We went looking, but we didn’t recognize anything.  So we had to go back and check the city directories, where we found that one of our guesses was correct.  Our postcard shows the south side of Second Avenue east of 17th Street.  The building on the far left is still there, operating as the Thirsty Beaver nightclub in 2003.  Although the oriel windows are long gone, replaced by flush windows, their position in the façade is obvious.  The other windows still have the same configuration – two sashes with a transom atop.  This was built in 1892 for the Krell and Math, who operated a bakery, confectionery, and ice cream shop.  Many remember it as the home of Woolworth’s, which moved there in the late teens from their earlier store, located where Putnam’s 5 & 10¢ store is shown on the postcard.

The focal point of our postcard is the center building at 1714-16 Second Avenue.  Here, the round-topped windows and the restrained but intricate brickwork in the cornice point to a construction date in the 1870s. The beautiful gold leafed sign extending across the front as well as the painted upper windows proclaiming “Lawyer” and “Justice of the Peace” were typical of the time.   Although the gold leaf is a nice touch, the overall signage can only be described as cluttered.

Is this building still here today?  We aren’t sure – at least it is not recognizable.  In the 1920s it was either replaced or totally remodeled. Although no longer the ornate building shown on the postcard, its appearance today still resembles that of the 1920s.
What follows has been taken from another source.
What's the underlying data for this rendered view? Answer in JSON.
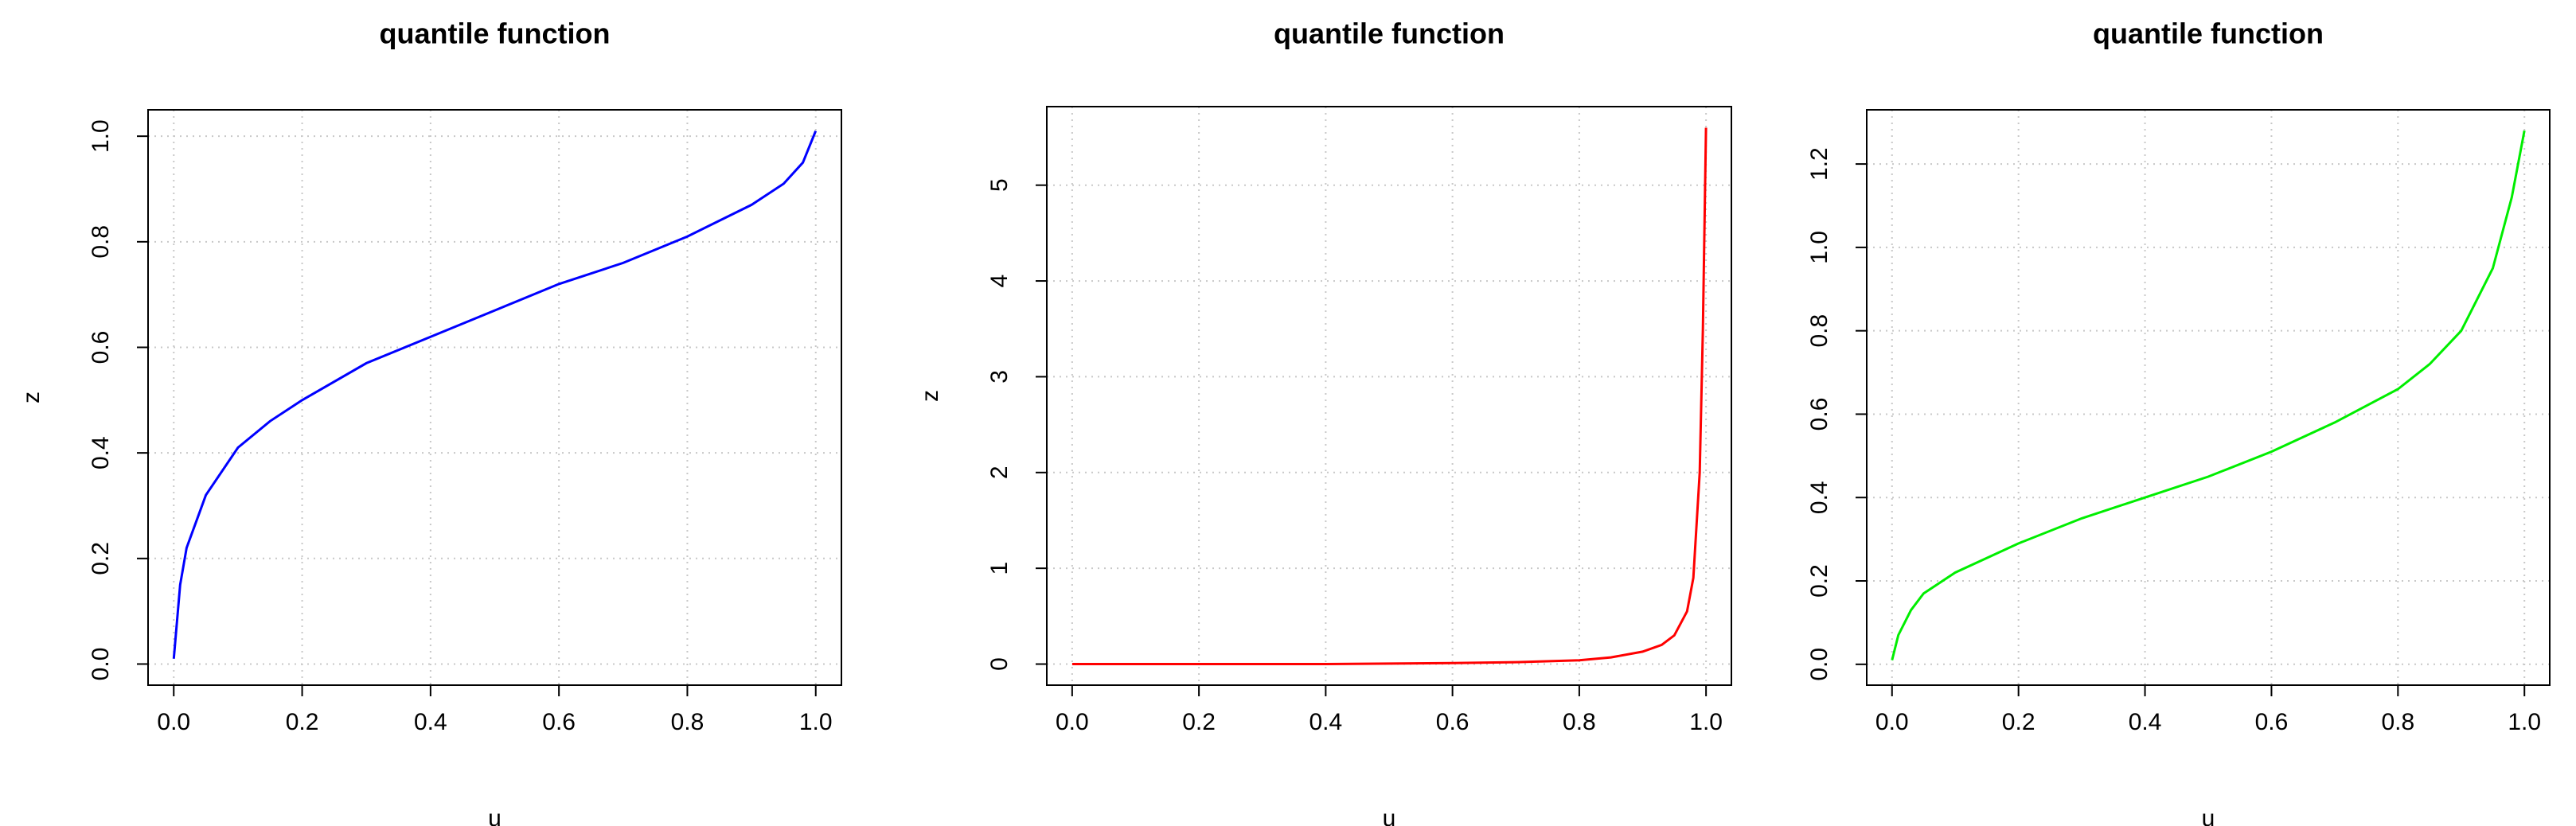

Even before the reconstruction, John Gustafson had opened his own clothing store at 1721 Second Avenue, while the Hayes business remained here.   In the early 1930s, Newberry’s Department Store took over the building and remained into the 1970s.  Quad-City Arts was a tenant for a few years, then Chantilly Lace nightclub and later the Funny Bone comedy club.

The small restaurant to the right was demolished and replaced in the early 1920s with the much more elegant, three-story Mosenfelder Building that is faced in embossed white tiles.  Although the street level façade has been drastically altered, the upper stories are still beautiful.  It has been home to Le Figaro restaurant for many years.

Why does this scene seem so familiar today, even though it hasn’t been here since the 1920s?   Because these buildings simply look like they belong.  Because there are still downtown buildings with similar architectural details.   And because we appreciate the remaining ones even more when we realize how many have disappeared.  Finally we urge you to visit this scene as it appears today.  There are still three very nice – albeit different from our postcard –  buildings that are worthy of preservation.

This article, by Diane Oestreich, is slightly modified from the original which appeared in the Rock Island Argus and Moline Dispatch on May 4, 2003.